Несмотря на то что для установки шунта требуется минимальное хирургическое вмешательство – подобные операции я обычно доверяю младшим врачам, – эту операцию я запомнил очень хорошо, так как работал в чужой больнице, а не в родном нейрохирургическом отделении. Я практически никогда не оперирую за пределами своей операционной, за исключением, разумеется, заграничных операций. Я отправился в больницу, в которой лежала пациентка, прихватив с собой набор инструментов и одного из ординаторов. Я тщеславно представлял, что визит старшего нейрохирурга в больницу, где операции на мозге обычно не проводятся, станет важным событием, которое заинтересует персонал. Но кроме отчаявшейся семьи, никто вроде бы и не заметил моего приезда. Невролог, который в тот день отсутствовал, убедил родственников, что после операции пациентка может прийти в сознание. Я был настроен куда менее оптимистично, о чем и сообщил им. Однако терять было нечего, и после этого разговора я спустился в операционную, где, как мне сказали, персонал уже все подготовил к проведению операции.
Медсестры и анестезиологи встретили меня с полным безразличием, что изрядно сбивало с толку. Мне пришлось прождать два часа, прежде чем доставили пациентку, а когда она наконец оказалась в операционной, хирургическая бригада вяло принялась за работу в угрюмой тишине. Обстановка разительно отличалась от той, в которой я привык работать: в моей операционной все были приветливыми и энергичными. Я никак не мог понять, было ли их поведение связано с тем, что они считали операцию пустой тратой времени, или же они всегда ведут себя подобным образом. Так или иначе, я завершил операцию, отчитался перед семьей пациентки и вернулся в Лондон.
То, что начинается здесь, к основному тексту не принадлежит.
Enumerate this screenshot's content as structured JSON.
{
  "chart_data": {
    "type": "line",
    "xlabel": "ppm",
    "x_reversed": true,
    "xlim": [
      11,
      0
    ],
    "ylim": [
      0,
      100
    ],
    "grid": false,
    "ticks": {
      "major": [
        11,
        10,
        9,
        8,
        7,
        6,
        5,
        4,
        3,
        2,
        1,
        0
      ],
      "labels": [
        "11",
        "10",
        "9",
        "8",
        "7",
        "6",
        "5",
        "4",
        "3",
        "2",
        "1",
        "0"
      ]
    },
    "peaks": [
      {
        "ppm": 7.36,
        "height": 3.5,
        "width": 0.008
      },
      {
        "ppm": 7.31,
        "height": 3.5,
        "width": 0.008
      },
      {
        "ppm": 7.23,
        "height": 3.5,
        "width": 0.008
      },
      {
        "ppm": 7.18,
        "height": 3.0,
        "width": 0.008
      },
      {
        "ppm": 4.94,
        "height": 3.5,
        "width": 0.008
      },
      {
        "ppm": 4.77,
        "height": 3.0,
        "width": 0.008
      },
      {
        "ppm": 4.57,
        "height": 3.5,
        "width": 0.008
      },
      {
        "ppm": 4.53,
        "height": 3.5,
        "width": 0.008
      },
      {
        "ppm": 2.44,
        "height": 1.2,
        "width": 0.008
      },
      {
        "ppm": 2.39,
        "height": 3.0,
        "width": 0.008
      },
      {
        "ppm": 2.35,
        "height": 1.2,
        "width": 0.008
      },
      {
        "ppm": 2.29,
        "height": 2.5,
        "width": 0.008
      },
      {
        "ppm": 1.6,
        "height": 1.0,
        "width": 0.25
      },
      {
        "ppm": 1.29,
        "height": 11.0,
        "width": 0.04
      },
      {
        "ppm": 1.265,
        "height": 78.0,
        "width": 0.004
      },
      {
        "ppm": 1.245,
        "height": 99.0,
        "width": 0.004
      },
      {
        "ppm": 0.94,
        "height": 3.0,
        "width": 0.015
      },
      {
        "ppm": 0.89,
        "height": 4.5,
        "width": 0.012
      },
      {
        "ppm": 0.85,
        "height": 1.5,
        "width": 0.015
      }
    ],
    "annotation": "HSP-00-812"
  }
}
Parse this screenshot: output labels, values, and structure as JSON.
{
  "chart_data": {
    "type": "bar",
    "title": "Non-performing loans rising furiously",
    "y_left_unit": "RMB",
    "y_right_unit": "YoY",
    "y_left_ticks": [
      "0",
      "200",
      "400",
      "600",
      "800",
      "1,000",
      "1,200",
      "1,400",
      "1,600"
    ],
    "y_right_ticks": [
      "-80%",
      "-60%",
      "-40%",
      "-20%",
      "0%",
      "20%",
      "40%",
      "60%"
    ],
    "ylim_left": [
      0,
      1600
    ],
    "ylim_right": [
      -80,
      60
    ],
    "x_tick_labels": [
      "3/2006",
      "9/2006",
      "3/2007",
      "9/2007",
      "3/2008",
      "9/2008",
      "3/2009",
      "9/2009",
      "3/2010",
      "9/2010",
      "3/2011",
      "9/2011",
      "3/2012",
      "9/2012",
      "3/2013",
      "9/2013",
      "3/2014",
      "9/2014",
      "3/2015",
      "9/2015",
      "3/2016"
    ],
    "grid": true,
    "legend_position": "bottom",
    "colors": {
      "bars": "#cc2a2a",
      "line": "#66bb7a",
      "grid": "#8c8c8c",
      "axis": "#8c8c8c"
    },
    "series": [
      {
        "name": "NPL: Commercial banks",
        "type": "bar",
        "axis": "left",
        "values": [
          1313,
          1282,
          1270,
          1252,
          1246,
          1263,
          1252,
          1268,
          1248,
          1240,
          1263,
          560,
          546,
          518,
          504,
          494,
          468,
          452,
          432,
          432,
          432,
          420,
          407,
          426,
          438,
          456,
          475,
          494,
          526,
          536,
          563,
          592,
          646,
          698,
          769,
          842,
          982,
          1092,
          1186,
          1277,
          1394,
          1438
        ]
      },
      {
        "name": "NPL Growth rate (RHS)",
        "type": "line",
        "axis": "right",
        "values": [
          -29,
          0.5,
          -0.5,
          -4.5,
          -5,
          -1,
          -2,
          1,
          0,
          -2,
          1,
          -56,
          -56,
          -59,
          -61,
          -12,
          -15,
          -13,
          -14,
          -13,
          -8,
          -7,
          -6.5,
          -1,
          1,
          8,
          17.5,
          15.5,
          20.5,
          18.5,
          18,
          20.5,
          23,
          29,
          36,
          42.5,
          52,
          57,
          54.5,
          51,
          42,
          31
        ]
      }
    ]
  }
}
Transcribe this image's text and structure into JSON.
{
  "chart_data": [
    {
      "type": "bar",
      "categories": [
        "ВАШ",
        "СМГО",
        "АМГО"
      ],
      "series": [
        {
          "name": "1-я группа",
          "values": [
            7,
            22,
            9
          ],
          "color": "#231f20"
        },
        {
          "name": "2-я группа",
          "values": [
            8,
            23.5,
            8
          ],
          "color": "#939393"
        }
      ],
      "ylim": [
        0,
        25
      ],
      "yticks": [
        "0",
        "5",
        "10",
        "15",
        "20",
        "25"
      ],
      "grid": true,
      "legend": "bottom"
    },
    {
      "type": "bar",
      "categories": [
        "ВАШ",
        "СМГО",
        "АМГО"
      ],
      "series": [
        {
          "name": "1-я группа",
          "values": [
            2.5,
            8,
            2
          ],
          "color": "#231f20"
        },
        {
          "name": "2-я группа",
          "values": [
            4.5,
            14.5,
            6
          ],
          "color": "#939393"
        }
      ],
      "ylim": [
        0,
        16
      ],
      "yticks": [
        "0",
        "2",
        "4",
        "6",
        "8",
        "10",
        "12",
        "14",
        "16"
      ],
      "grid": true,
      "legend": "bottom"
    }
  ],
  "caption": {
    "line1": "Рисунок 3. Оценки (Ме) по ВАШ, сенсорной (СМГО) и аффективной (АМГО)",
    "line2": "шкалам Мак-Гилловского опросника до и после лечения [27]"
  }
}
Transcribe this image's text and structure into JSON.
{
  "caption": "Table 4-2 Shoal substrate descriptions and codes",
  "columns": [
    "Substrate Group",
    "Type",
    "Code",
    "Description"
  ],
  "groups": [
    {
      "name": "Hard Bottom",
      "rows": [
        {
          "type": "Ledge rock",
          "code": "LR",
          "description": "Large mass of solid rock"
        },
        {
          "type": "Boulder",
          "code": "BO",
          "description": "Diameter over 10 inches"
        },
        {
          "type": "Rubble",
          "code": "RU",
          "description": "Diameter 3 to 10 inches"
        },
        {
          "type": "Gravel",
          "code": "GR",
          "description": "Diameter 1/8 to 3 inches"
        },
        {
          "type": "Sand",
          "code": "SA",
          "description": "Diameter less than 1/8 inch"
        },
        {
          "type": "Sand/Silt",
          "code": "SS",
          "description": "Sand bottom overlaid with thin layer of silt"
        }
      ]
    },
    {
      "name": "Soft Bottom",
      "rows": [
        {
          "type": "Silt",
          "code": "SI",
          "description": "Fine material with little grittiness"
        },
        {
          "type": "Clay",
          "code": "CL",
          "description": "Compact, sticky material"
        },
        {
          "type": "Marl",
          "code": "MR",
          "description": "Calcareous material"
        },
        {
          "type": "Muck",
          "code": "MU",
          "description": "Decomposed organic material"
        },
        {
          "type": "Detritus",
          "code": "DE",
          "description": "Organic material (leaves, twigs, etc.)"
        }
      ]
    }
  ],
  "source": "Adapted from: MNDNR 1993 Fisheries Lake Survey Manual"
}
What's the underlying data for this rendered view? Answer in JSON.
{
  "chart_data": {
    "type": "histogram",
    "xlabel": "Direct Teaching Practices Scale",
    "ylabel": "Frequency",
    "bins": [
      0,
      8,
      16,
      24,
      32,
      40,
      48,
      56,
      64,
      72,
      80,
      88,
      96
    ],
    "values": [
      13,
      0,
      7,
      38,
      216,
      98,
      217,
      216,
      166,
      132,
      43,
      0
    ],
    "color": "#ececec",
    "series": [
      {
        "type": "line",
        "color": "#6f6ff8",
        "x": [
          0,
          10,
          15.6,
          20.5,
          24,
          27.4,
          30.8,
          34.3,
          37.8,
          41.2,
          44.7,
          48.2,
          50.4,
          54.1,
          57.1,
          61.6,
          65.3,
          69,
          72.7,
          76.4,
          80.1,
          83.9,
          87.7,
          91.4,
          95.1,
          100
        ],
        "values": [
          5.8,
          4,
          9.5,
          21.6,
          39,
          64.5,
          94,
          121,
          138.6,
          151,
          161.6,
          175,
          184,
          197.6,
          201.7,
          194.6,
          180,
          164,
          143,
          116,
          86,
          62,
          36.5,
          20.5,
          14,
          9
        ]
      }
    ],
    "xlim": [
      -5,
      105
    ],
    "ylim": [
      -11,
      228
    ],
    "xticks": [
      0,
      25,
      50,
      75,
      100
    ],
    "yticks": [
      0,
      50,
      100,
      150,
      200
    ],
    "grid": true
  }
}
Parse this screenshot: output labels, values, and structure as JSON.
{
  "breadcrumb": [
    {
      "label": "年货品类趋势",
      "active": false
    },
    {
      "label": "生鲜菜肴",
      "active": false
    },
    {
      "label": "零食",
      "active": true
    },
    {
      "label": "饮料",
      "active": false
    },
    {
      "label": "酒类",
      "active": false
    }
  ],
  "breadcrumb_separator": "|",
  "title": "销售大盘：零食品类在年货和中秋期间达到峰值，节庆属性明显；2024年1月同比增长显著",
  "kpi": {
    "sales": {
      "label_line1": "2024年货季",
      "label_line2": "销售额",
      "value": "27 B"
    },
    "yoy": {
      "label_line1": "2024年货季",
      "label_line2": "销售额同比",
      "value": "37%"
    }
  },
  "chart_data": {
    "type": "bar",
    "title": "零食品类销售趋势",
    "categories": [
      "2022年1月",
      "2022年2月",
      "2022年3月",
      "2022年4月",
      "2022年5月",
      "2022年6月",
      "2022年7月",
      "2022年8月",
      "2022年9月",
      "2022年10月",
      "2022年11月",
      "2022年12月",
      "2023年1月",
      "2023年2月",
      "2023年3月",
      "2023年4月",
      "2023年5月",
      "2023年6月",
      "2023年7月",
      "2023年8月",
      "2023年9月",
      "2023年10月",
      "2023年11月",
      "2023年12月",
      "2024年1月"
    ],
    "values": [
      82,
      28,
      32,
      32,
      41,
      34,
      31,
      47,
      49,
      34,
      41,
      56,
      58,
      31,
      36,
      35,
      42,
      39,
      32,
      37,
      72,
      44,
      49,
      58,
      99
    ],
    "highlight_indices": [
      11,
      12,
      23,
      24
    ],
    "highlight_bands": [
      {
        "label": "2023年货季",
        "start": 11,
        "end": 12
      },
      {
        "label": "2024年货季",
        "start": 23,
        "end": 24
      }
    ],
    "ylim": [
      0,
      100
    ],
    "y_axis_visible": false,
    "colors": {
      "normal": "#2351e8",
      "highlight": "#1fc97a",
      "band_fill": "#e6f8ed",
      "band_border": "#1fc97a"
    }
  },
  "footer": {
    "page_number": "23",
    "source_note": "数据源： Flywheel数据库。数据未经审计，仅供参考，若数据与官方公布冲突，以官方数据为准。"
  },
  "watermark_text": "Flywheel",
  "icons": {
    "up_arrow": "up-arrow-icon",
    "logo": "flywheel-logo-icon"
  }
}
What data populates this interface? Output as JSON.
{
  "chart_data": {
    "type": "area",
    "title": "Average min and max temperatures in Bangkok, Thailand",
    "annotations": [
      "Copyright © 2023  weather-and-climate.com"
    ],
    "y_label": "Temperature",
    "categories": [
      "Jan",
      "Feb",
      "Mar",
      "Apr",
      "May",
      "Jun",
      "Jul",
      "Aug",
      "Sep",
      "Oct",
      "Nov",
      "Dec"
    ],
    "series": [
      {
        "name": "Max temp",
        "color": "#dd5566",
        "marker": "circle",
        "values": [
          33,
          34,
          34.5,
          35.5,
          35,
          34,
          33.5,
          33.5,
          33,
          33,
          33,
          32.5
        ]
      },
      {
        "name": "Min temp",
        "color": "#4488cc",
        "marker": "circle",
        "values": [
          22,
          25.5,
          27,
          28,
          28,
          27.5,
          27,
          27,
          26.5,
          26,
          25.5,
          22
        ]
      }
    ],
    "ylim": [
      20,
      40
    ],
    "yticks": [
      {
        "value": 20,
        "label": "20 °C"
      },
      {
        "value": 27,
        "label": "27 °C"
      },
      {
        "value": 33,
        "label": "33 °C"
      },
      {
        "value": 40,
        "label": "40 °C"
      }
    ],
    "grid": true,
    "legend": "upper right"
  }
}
Прошли месяцы, и стало очевидно, что шунт не повлиял на состояние пациентки. Невролог захотел, чтобы я осмотрел ее и определил, нормально ли функционирует шунт и не закупорился ли он. Мне показалось несколько жестоким и нецелесообразным везти женщину на машине «Скорой помощи» через все разделявшее нас расстояние только ради того, чтобы узнать мое мнение, и я согласился – с некоторой неохотой, так как понимал, что ничем не смогу помочь, – приехать в лечебницу для престарелых, где пациентка теперь лежала.